# Constrained problems

This feature is still experimental. It has not been tested thoroughly and may not work, especially the case of multiple constraints and matrix-free functionals.

This section is dedicated to the study of an equation (in `x`

) `F(x,p)=0`

where one wishes to add a constraint `g(x,p)=0`

. Hence, one is interested in solving in the couple $(x,p)$:

\[\left\{ \begin{array}{l} F(x,p)=0 \\ g(x,p)=0 \end{array}\right.\]

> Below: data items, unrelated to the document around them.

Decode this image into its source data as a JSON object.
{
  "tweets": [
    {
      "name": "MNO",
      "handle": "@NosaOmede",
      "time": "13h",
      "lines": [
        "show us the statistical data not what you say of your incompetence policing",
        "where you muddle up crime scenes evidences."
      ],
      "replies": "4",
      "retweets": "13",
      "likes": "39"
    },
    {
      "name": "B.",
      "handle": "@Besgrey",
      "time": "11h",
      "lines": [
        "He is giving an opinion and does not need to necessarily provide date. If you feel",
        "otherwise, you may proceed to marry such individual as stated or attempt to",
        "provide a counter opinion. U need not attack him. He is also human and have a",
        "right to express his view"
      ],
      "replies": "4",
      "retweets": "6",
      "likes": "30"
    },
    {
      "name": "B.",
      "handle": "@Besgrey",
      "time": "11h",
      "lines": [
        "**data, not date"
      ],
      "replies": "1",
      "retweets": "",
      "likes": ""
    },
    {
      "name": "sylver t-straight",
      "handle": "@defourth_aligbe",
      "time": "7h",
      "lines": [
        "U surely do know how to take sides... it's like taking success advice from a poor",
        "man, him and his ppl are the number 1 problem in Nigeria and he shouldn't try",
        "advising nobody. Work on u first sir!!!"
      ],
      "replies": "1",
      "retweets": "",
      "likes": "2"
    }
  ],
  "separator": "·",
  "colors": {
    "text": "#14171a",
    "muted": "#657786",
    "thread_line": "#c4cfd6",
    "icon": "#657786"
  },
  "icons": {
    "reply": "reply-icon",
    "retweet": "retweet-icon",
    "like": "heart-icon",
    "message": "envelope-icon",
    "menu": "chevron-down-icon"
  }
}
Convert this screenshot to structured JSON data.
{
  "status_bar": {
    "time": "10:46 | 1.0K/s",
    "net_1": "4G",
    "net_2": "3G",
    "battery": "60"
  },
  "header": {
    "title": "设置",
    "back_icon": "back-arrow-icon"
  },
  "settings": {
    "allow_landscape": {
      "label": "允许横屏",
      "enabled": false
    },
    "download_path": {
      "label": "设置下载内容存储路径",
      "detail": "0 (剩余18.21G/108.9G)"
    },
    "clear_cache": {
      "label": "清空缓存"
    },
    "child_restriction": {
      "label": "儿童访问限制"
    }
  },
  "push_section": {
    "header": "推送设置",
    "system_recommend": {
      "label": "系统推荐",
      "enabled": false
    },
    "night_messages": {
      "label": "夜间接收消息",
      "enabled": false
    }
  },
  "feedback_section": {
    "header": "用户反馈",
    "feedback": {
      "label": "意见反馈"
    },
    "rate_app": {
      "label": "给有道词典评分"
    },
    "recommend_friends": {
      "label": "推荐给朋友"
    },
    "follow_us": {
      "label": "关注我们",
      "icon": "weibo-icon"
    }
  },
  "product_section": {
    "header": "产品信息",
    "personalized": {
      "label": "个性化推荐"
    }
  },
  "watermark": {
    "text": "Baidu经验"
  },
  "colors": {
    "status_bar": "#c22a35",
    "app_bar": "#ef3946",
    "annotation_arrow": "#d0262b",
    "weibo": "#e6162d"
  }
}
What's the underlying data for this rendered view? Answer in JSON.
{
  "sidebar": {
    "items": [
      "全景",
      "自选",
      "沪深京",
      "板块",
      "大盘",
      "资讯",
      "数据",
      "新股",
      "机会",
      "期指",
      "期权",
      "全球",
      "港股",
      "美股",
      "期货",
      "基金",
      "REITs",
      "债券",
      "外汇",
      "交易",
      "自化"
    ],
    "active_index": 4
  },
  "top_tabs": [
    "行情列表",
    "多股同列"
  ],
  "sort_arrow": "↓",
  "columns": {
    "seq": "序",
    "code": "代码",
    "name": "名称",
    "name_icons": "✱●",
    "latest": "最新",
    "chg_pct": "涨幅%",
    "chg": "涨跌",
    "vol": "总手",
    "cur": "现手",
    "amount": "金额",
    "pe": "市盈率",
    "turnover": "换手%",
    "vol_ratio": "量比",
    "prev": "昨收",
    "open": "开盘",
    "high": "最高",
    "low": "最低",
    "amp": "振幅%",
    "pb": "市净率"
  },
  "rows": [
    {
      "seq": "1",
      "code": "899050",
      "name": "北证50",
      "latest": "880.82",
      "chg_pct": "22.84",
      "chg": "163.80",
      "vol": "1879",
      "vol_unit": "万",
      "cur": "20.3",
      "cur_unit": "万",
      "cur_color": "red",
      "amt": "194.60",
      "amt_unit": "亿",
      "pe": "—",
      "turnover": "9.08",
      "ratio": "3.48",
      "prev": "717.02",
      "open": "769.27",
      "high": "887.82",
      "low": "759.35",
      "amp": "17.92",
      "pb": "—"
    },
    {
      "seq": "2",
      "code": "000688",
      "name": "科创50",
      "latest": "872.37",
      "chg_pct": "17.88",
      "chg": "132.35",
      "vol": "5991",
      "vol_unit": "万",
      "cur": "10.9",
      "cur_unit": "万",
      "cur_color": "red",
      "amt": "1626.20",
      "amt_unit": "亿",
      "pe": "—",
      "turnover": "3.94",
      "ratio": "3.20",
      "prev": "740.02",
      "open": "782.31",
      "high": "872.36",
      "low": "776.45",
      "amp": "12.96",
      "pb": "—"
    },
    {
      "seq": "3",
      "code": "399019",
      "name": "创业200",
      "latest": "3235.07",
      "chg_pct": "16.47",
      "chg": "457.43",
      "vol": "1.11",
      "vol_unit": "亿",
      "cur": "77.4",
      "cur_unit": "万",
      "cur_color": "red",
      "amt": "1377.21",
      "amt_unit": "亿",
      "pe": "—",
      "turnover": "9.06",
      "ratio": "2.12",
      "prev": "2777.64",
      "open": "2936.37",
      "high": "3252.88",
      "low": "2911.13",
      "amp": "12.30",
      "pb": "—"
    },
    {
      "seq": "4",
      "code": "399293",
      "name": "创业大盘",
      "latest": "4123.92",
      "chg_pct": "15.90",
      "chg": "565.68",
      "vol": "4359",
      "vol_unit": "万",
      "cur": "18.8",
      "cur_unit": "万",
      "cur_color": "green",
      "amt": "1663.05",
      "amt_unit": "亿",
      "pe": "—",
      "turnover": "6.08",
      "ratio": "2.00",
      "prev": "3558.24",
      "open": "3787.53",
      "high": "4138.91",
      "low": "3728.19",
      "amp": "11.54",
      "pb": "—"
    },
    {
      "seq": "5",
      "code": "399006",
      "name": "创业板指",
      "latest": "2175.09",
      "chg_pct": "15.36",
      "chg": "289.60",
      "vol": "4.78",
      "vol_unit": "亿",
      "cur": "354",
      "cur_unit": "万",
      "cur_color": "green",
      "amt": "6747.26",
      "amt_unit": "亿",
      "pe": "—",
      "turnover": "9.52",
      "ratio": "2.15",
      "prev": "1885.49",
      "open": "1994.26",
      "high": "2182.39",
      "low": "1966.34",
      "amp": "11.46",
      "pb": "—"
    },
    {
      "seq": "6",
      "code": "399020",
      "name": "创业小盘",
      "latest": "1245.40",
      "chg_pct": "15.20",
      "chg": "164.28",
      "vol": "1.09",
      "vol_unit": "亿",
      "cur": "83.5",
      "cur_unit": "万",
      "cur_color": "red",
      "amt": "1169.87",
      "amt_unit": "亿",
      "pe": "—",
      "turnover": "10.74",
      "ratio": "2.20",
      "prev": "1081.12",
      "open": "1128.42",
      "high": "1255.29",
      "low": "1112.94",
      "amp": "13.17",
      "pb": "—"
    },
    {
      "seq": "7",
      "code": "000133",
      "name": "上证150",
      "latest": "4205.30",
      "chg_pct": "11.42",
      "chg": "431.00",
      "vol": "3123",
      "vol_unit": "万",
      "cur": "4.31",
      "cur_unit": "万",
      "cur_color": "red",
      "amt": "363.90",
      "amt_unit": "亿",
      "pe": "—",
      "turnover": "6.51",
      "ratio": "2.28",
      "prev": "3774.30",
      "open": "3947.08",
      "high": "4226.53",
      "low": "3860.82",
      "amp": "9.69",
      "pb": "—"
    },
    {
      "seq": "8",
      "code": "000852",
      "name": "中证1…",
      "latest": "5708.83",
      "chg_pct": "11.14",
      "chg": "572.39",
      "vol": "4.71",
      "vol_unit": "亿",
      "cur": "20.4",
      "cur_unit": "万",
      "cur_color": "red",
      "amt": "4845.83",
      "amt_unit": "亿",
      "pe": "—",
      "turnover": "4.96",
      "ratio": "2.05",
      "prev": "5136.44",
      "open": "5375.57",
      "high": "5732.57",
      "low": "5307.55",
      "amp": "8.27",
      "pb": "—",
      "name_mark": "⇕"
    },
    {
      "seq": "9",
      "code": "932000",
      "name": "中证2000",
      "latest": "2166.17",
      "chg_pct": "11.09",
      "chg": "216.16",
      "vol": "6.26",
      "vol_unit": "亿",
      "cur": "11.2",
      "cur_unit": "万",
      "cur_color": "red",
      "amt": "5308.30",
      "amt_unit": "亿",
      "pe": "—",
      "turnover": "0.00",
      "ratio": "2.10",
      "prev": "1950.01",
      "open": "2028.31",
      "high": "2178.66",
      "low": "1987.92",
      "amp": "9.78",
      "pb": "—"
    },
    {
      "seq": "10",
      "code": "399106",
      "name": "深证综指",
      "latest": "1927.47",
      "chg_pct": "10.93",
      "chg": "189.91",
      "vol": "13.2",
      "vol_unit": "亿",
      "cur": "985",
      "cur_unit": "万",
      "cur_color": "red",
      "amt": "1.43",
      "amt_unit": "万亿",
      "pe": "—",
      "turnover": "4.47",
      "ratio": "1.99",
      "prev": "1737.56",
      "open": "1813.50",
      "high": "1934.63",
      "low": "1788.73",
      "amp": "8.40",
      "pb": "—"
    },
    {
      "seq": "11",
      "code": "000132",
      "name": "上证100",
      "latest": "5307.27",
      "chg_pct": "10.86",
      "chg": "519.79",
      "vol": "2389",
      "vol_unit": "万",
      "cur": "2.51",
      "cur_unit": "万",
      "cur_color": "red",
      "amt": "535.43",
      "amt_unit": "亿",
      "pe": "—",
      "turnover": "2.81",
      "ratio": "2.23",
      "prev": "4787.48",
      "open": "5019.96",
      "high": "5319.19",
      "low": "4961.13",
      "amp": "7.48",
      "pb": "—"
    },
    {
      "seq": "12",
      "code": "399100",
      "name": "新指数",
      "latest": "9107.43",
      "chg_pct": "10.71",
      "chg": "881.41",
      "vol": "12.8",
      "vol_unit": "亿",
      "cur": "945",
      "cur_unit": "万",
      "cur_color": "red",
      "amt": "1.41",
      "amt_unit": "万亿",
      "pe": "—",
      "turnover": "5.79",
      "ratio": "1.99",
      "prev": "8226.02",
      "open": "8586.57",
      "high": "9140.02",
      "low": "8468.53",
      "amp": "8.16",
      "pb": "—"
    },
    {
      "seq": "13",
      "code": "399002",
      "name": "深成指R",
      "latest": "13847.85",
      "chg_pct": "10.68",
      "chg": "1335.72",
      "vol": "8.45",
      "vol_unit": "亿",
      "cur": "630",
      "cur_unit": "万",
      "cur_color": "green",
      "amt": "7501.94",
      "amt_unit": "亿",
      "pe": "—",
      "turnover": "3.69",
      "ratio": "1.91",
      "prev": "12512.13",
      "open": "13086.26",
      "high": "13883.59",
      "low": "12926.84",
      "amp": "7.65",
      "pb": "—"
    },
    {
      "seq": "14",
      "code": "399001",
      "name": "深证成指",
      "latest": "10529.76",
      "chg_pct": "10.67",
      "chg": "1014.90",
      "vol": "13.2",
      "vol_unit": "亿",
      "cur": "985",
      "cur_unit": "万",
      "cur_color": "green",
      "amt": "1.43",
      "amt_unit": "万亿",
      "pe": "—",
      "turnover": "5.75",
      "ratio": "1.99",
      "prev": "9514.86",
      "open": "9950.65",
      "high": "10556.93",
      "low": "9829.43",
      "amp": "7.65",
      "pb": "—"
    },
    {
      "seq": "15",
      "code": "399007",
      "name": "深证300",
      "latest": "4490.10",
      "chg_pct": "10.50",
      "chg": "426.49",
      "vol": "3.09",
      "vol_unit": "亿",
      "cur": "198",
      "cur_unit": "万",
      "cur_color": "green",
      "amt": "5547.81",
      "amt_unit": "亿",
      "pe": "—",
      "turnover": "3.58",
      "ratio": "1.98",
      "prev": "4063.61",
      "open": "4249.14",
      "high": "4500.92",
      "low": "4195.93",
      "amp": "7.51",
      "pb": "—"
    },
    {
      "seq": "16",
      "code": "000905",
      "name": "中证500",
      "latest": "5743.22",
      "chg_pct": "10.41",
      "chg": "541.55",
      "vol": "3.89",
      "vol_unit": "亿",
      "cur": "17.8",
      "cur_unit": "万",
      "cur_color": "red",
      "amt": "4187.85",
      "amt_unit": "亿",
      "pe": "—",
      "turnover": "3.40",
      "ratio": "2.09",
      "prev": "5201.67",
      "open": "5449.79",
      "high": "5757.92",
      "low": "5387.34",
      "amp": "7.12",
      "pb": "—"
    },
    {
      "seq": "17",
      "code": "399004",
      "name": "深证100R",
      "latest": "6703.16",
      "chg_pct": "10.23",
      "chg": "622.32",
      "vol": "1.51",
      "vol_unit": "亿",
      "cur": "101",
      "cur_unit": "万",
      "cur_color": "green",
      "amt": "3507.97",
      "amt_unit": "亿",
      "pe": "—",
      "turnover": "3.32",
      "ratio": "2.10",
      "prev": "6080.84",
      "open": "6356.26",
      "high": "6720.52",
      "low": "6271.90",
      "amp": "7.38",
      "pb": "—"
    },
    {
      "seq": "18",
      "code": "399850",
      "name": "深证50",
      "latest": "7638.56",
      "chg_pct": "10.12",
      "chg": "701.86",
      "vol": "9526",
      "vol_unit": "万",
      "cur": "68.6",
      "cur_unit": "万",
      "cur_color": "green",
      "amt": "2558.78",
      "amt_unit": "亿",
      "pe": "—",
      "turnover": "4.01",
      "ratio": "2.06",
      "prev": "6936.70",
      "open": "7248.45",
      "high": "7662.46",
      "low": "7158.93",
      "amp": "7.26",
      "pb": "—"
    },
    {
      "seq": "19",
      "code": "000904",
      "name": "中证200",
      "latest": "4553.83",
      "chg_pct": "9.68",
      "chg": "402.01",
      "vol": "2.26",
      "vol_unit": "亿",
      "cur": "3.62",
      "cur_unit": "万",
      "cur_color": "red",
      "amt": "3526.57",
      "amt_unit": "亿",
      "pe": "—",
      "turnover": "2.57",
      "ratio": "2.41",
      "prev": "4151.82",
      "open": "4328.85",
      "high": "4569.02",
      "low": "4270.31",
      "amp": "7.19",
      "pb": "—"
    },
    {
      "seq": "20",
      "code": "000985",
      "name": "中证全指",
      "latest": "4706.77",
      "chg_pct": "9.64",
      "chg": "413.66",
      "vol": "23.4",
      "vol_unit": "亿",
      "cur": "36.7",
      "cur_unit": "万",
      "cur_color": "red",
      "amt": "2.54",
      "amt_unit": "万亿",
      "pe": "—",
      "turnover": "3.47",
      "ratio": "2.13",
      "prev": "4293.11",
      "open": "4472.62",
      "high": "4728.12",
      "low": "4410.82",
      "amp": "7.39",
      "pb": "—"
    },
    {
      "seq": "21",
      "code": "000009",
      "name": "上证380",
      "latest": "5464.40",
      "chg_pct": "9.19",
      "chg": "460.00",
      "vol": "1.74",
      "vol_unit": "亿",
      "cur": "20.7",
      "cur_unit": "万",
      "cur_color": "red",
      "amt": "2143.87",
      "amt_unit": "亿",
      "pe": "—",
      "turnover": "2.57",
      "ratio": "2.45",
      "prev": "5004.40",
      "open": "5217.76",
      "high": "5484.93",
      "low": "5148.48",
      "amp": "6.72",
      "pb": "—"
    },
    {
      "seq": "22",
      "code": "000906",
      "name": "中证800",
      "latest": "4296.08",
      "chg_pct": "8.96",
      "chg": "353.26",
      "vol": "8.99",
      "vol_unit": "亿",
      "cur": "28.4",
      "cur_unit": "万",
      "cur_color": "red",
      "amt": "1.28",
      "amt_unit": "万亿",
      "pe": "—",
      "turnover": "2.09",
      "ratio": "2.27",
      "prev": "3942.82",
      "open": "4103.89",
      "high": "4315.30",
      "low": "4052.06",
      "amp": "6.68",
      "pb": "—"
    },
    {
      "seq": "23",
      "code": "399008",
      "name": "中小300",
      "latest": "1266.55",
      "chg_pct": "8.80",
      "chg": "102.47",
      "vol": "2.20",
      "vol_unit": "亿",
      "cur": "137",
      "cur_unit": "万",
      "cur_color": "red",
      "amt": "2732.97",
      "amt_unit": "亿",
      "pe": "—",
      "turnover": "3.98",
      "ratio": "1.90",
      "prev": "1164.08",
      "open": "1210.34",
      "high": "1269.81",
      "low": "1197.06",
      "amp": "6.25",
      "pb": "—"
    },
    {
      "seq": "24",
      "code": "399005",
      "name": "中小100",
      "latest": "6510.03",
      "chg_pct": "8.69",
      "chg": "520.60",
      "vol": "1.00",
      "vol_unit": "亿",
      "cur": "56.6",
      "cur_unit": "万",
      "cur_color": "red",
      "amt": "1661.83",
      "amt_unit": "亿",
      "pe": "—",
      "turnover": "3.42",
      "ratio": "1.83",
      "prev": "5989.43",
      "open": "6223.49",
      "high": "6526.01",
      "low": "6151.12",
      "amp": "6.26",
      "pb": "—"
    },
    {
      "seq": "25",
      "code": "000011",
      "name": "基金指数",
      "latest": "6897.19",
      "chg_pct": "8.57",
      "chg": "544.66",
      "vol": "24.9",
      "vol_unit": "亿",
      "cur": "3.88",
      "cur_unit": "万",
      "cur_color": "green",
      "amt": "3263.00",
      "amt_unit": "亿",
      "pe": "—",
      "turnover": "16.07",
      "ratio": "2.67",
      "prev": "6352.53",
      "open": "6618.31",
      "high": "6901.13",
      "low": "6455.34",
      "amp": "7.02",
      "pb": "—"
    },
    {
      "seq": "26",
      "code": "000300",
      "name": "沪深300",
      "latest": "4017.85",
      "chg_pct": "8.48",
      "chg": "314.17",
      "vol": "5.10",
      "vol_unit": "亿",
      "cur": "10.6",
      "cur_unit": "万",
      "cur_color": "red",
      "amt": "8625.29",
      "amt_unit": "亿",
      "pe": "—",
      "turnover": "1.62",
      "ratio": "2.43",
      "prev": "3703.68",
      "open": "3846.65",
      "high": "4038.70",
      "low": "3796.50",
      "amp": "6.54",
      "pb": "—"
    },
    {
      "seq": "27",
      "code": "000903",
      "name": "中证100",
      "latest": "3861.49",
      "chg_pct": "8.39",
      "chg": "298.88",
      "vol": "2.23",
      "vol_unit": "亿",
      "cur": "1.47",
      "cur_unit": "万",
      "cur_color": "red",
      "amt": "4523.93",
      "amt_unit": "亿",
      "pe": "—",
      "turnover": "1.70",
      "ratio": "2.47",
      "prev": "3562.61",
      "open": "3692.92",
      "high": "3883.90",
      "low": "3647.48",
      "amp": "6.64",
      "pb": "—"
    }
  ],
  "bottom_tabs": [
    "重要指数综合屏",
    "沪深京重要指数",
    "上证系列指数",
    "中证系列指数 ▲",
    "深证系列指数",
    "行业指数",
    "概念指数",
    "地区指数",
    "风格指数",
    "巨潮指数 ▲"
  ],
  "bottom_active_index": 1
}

There are several situations where this proves useful:

- the pseudo-arclength continuation method is such a constrained problem, see
`continuation`

for more details. - when the equation $F(x)$ has a continuous symmetry described by a Lie group $G$ and action $g\cdot x$ for $g\in G$. One can reduce the symmetry of the problem by considering the constrained problem:

\[\left\{ \begin{array}{l} F(x) + p\cdot T\cdot x=0 \\ \langle T\cdot x_{ref},x-x_{ref}\rangle=0 \end{array}\right.\]

where $T$ is a generator of the Lie algebra associated to $G$ and $x_{ref}$ is a reference solution. This is known as the *freezing method*.

See Beyn and Thümmler, **Phase Conditions, Symmetries and PDE Continuation.** for more information on the *freezing method*.